News
Promoting Energy Efficiency Could Create 333,000 Jobs In 2010
Monday, March 22nd, 2010
On March 9 the American Council for an Energy-Efficient Economy (ACEEE) released a report that found approximately 333,000 new jobs could be created in 2010, and another 184,000 in 2011. According to Steve Nadal, the group’s Executive Director, federal provisions for efficiency improvement programs are “labor intensive and net job creators. These programs would produce more construction and service-sector jobs than those energy sector jobs lost from reduced energy consumption.”

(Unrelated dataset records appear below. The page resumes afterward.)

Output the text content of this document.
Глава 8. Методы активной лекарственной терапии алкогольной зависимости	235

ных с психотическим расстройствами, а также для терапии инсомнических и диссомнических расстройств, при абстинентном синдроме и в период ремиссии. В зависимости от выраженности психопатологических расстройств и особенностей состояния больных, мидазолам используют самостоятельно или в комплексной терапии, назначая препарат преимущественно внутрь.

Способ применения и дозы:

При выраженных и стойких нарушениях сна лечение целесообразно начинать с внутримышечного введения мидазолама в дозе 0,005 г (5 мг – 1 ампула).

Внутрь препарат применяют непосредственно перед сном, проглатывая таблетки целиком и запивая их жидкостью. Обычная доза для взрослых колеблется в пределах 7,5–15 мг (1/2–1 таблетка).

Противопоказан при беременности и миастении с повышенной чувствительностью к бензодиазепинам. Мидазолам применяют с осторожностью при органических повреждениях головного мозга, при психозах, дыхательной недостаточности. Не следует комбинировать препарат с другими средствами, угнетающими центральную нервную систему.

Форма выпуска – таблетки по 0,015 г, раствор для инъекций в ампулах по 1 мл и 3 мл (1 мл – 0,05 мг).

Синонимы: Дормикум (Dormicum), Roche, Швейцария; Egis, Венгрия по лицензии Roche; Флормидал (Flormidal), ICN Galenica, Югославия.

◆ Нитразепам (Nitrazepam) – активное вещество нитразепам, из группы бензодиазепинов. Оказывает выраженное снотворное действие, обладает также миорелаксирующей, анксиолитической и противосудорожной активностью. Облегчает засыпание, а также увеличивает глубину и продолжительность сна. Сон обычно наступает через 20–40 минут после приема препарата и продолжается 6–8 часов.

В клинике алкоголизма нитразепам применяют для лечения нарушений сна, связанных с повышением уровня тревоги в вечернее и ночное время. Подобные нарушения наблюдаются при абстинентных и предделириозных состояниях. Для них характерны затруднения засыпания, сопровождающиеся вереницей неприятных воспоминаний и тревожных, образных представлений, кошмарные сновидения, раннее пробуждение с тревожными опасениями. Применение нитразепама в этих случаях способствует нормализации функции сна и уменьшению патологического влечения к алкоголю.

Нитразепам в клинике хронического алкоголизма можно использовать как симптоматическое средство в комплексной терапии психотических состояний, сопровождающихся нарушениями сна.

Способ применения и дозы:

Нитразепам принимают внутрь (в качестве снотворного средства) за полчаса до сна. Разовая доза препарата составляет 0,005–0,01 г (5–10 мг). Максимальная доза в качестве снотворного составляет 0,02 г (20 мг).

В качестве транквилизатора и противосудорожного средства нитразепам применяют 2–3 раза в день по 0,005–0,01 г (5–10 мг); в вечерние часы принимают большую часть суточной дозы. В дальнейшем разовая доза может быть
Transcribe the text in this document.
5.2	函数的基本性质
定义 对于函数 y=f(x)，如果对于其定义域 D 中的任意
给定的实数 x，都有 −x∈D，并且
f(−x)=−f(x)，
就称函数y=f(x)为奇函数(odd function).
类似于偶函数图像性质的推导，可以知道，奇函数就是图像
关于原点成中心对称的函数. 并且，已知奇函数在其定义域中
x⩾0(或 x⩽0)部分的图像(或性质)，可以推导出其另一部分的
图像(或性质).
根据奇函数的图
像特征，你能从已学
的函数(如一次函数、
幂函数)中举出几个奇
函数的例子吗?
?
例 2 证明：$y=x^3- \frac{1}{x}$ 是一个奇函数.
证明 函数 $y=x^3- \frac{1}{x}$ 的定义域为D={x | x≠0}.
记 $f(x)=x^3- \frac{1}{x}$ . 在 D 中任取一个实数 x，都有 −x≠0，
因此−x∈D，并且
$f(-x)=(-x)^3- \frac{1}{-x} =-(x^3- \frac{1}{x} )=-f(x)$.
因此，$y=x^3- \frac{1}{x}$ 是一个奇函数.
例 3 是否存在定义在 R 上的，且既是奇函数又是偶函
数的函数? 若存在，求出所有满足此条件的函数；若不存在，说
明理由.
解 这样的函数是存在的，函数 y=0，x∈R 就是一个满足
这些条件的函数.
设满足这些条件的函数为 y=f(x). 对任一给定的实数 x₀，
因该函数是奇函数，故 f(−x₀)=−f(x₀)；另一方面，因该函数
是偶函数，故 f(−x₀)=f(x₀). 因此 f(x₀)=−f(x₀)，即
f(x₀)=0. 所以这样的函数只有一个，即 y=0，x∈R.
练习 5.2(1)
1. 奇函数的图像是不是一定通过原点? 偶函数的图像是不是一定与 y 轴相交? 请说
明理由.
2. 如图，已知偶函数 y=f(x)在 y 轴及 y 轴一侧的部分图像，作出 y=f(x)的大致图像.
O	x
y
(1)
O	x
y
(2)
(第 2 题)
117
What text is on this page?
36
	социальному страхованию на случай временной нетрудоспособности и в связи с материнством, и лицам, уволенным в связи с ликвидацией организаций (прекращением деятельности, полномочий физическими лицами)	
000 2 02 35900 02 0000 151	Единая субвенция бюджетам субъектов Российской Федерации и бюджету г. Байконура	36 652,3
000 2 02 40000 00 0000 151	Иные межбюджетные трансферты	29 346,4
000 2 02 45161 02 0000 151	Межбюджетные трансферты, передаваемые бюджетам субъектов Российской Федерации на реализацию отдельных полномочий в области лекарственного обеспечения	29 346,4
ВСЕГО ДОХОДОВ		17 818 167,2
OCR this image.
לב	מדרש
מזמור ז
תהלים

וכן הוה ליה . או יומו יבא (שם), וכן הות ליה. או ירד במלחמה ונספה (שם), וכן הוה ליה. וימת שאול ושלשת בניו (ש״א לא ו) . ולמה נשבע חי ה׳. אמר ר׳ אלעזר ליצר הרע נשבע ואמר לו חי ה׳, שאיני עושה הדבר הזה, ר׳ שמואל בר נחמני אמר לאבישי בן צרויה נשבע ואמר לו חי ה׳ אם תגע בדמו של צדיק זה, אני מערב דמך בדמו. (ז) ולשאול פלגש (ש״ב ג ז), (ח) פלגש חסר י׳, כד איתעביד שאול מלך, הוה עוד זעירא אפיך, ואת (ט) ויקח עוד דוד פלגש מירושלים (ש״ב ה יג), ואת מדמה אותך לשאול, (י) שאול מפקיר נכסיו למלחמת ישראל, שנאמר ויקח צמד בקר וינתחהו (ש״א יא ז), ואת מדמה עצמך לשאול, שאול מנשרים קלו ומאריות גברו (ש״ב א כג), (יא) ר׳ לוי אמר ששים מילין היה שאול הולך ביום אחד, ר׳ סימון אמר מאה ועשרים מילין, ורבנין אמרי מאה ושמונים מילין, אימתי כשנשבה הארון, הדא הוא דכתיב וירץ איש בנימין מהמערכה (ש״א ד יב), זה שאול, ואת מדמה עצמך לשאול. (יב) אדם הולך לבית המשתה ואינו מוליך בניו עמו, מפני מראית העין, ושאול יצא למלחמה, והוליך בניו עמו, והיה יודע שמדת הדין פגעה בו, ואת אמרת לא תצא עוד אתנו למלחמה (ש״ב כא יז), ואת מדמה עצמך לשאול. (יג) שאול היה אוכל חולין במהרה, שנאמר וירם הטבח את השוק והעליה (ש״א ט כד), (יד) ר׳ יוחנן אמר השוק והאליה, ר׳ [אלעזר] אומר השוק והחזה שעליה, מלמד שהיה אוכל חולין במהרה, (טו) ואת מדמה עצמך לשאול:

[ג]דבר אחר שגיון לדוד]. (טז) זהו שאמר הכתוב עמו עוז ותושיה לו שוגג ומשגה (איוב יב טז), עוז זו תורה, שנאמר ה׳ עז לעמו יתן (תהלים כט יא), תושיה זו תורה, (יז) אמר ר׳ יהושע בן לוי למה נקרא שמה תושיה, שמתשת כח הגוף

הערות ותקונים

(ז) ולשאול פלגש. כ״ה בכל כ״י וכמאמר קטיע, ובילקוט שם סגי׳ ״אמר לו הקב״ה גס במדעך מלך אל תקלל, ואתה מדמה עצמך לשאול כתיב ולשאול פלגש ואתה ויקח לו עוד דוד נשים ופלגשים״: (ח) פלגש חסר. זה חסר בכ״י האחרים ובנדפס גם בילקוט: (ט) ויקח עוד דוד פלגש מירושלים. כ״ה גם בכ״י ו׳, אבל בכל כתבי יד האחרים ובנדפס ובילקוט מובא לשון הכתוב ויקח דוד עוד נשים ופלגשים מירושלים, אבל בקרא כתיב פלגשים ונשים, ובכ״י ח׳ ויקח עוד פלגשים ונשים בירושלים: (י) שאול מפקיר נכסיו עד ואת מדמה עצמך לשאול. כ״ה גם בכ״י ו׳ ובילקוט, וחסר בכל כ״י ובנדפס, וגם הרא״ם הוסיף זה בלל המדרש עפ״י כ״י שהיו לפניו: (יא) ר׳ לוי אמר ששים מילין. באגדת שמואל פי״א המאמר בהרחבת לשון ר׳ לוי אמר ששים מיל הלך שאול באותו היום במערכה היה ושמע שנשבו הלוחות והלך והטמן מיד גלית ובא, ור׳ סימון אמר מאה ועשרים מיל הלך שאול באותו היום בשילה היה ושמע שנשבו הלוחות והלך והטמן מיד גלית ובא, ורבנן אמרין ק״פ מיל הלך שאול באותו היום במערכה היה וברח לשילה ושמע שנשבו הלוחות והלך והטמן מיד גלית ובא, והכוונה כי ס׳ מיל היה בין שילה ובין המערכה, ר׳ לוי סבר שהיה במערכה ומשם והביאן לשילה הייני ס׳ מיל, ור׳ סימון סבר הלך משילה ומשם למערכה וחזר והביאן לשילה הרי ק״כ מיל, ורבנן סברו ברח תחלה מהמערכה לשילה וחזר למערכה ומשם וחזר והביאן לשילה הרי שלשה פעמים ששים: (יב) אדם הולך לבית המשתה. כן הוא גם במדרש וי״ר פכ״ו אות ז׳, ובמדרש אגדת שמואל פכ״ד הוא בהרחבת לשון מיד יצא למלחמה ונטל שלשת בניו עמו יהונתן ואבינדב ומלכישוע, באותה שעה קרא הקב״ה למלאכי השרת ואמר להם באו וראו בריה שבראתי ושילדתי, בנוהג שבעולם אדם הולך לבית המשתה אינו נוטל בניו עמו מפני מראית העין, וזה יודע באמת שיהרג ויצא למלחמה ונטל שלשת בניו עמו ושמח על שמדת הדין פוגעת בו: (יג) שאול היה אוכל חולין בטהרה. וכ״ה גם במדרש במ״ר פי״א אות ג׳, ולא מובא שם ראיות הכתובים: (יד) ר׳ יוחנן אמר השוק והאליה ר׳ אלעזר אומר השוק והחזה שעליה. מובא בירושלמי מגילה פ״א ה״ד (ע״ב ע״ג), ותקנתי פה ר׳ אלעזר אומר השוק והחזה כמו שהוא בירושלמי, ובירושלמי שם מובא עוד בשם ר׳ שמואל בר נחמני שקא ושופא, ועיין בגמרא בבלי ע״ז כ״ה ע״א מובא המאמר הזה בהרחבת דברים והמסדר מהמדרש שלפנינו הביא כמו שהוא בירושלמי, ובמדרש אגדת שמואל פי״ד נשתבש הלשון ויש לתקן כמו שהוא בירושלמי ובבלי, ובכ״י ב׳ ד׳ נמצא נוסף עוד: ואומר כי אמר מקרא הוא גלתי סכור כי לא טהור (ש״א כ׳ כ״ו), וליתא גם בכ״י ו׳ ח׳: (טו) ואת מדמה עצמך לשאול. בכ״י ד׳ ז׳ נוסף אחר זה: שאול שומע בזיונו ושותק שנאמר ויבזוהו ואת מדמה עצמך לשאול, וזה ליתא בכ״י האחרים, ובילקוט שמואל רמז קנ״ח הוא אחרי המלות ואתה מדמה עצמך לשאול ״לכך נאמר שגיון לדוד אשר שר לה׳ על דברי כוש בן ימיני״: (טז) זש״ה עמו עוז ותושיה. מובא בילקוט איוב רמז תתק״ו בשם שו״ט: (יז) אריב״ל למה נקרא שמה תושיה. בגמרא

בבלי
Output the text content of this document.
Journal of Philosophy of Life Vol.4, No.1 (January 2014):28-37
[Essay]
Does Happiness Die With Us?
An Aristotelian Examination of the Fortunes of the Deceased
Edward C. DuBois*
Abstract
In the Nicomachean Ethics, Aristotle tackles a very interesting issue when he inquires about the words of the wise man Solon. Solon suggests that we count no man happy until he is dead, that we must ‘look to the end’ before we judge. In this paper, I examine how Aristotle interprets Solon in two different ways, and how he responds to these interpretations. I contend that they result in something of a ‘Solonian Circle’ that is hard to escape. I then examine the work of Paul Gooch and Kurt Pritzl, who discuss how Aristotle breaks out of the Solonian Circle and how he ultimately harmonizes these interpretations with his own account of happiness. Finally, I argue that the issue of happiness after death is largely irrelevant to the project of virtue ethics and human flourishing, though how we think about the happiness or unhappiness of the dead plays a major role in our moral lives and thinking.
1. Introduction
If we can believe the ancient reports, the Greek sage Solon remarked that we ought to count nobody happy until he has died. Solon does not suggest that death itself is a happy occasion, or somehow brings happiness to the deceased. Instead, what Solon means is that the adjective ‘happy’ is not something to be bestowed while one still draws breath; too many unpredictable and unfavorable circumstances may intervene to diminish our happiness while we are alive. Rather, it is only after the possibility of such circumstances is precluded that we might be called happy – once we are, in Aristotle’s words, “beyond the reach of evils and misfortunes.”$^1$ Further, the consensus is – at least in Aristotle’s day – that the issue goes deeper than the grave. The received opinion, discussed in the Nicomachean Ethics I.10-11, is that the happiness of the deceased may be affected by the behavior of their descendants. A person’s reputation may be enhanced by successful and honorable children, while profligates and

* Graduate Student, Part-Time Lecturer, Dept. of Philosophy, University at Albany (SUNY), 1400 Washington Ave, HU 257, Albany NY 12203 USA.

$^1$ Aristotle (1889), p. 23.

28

The group has submitted three proposals to the Senate Energy and Natural Resources Committee and a House Energy and Commerce Subcommittee on Energy and the Environment. These proposals call for provisions to stimulate projects that ACEEE is ready to act on immediately. Nadal said, “These provisions would represent good investments in three important sectors of the U.S. economy: improving productivity, creating jobs, and leveraging government, consumer, and business funds in the best way possible.”
Most of the jobs created would be in labor and construction, retrofitting commercial and residential buildings with energy-efficient technology. More demand would be created for the products used in these retrofits, creating more manufacturing jobs as well. “In addition,” Nadal said, “these programs would continue creating small numbers of jobs even after the stimulus period is over, because energy bill savings enable consumers and businesses to spend that money elsewhere in the economy.”